How Machine Learning Works

Feb 01, 2019

Machine learning is the field of computer science that gives computer systems the ability to learn from data — and it’s one of the hottest topics in the industry right now.

In this clip, we will take a look at how exactly machine learning works. Specifically, how do machine learning models learn to find patterns and data in order to make accurate predictions? So you may be aware that machine learning models are able to make decisions based on the data which is supplied to them. What we need to uncover, though, is how exactly a machine learning model is able to learn from the data and then make predictions on new data later on.

To understand exactly how this happens, let us consider an example which we had mentioned a little earlier on, where we need to classify whether a particular email which is entering an inbox happens to be spam or ham. As part of the machine learning, there are two phases which any supervised learning model will go through.

[Video description begins] Screen title: Classification Using Machine Learning. [Video description ends]

The first phase is known as training. And this is where the model will be fed in with data which has already been classified. For example, this can include a collection of emails, which have already been marked as spam or ham. During the training phase, the model will learn of patterns within the data, which will help it decide later on, how to classify emails.

And once the training phase is complete, the model is now ready to make predictions on new data.
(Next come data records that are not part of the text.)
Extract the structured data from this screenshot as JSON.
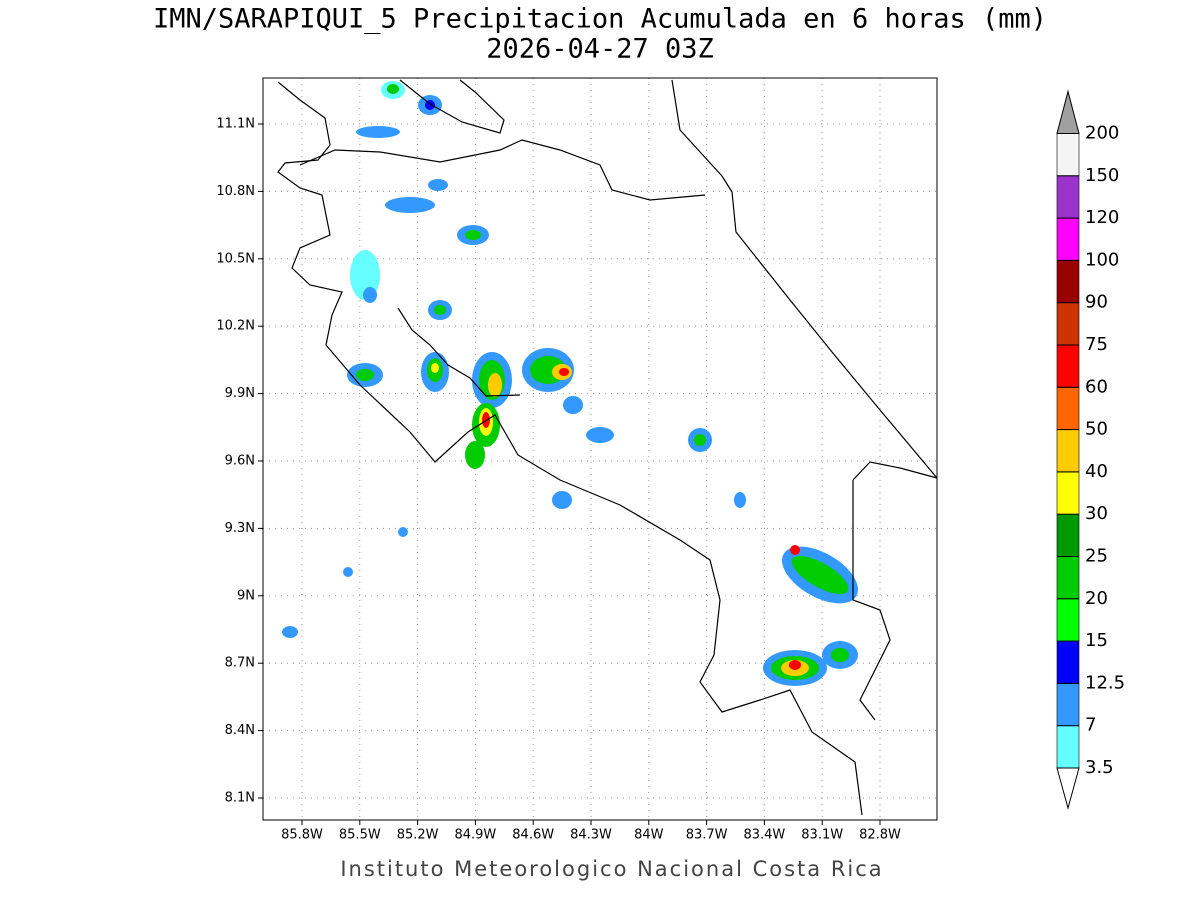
{
  "title": "IMN/SARAPIQUI_5 Precipitacion Acumulada en 6 horas (mm)",
  "subtitle": "2026-04-27 03Z",
  "map": {
    "xticks": [
      "85.8W",
      "85.5W",
      "85.2W",
      "84.9W",
      "84.6W",
      "84.3W",
      "84W",
      "83.7W",
      "83.4W",
      "83.1W",
      "82.8W"
    ],
    "yticks": [
      "11.1N",
      "10.8N",
      "10.5N",
      "10.2N",
      "9.9N",
      "9.6N",
      "9.3N",
      "9N",
      "8.7N",
      "8.4N",
      "8.1N"
    ],
    "grid": true
  },
  "colorbar": {
    "levels": [
      3.5,
      7,
      12.5,
      15,
      20,
      25,
      30,
      40,
      50,
      60,
      75,
      90,
      100,
      120,
      150,
      200
    ],
    "colors": [
      "#ffffff",
      "#66ffff",
      "#3399ff",
      "#0000ff",
      "#00ff00",
      "#00cc00",
      "#009900",
      "#ffff00",
      "#ffcc00",
      "#ff6600",
      "#ff0000",
      "#cc3300",
      "#990000",
      "#ff00ff",
      "#9933cc",
      "#f4f4f4",
      "#a0a0a0"
    ]
  },
  "footer": "Instituto Meteorologico Nacional Costa Rica"
}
That is, when it is fed in a new email which has not already been classified, it will look for the patterns it has learned during the training phase. And then decide whether that email represents spam, or is a legitimate email. We now zoom in on the training phase in machine learning. This is where a machine learning model such as a classifier will be fed

[Video description begins] Screen title: Training the Classifier. [Video description ends]

in a collection of data, which is referred to as training data or a corpus. In this case, the training data will already be labeled. For example, it'll have a spam or ham classification already. You can think of these as a set of questions and their correct answers which have been fed to the classifier. The classifier will first try to make a prediction without looking at the correct label and then see how far its prediction is from the actual result. This is known as the loss of the classifier and then this will be fed back into the classifier and on the next try, it will try to minimize the value of the loss.

As it goes through more and more data points, the loss will hopefully decrease continuously as the classifier learns of patterns in the input data. And once the training process is complete, what we end up with is a fully-trained machine learning model. At this point, when an input comes in, whether this is an email or some other form of input, it has come in without any classification label. That is, these are the features of the input or the X variables.

At this point, the classifier, having learned from the data which it has seen prior to this, will make a prediction. That is, it'll generate a label for the input data, for example, whether the email is spam or ham. These predictions, or labels, are also known as the Y values of a classifier. Once a classifier has made a prediction, it is up to the developer to decide what course of action to take following that. For example, if an email has been classified as ham, it will make it's way to your inbox and if it has been marked as spam it will be send to the trash directory.

So when any machine learning model, if fed an input data from which to make predictions, the input are referred to as features or X values. For example, in the case of spam detection, the features could be the words in the email. And another feature could be the sender field. The model may have learned, for instance, that the use of specific words or the use of a specific string in the sender's address may mean that this email is spam.

Other features in an email could also be the punctuation which is used. For example, excessive use of exclamation points may indicate that the email is not genuine. All of these are examples of what a machine learning classifier may consider as the input features. All of the input features which are grouped together are referred to as a feature vector. And these can also be called X variables. The job of a machine learning model is to take in the feature vector or the X variables and to produce a Y value or a label. That is, it will make a prediction based on the input features.

When a classification model generates a label for some input, it is effectively casting it into a particular category. So, for example, an email classifier works with two different categories, spam or ham. So the value which the model needs to predict is categorical in nature. This is in contrast to regression models where the value which needs to be predicted is continuous in nature.

For example, a regression model may be used to predict the price of a house or a stock whose value will fall into a certain range rather than categories. The output of a machine learning model, whether it is a categorical value, which is the case with classification models, or a continuous value, in the case of regression models, are referred to as Y variables. Labels, on the other hand, are also Y variables, but they're specific to classification models.

So just to summarize classification models, the data which they're fed in happen to be the features or the attributes of the data. During the training phase of the classifier, it will have learned to look for patterns in the data attributes. And once it has found patterns in the input, it will perform a categorization or classification. This categorization or classification will be in the forms of a label which it has assigned to the input data, and this is also known as the Y variable.

Depending on the type of problem being solved, the input data can be categorized into multiple classes. If there are just two options to choose from, for example, spam and ham, then the problem being solved is one of binary classifications, since the output will take a binary form.

[Video description begins] Screen title: N-Category Classification. [Video description ends]

On the other hand, if the output can fall into multiple categories. Take, for instance, where you are trying to predict the type of animal based on certain input data. So if your categories include dog, crab, and rat, then you have three categories to choose from. And if you have even more animals, then you potentially have n different categories. In such a case, the problem you are trying to solve is one of n category classification.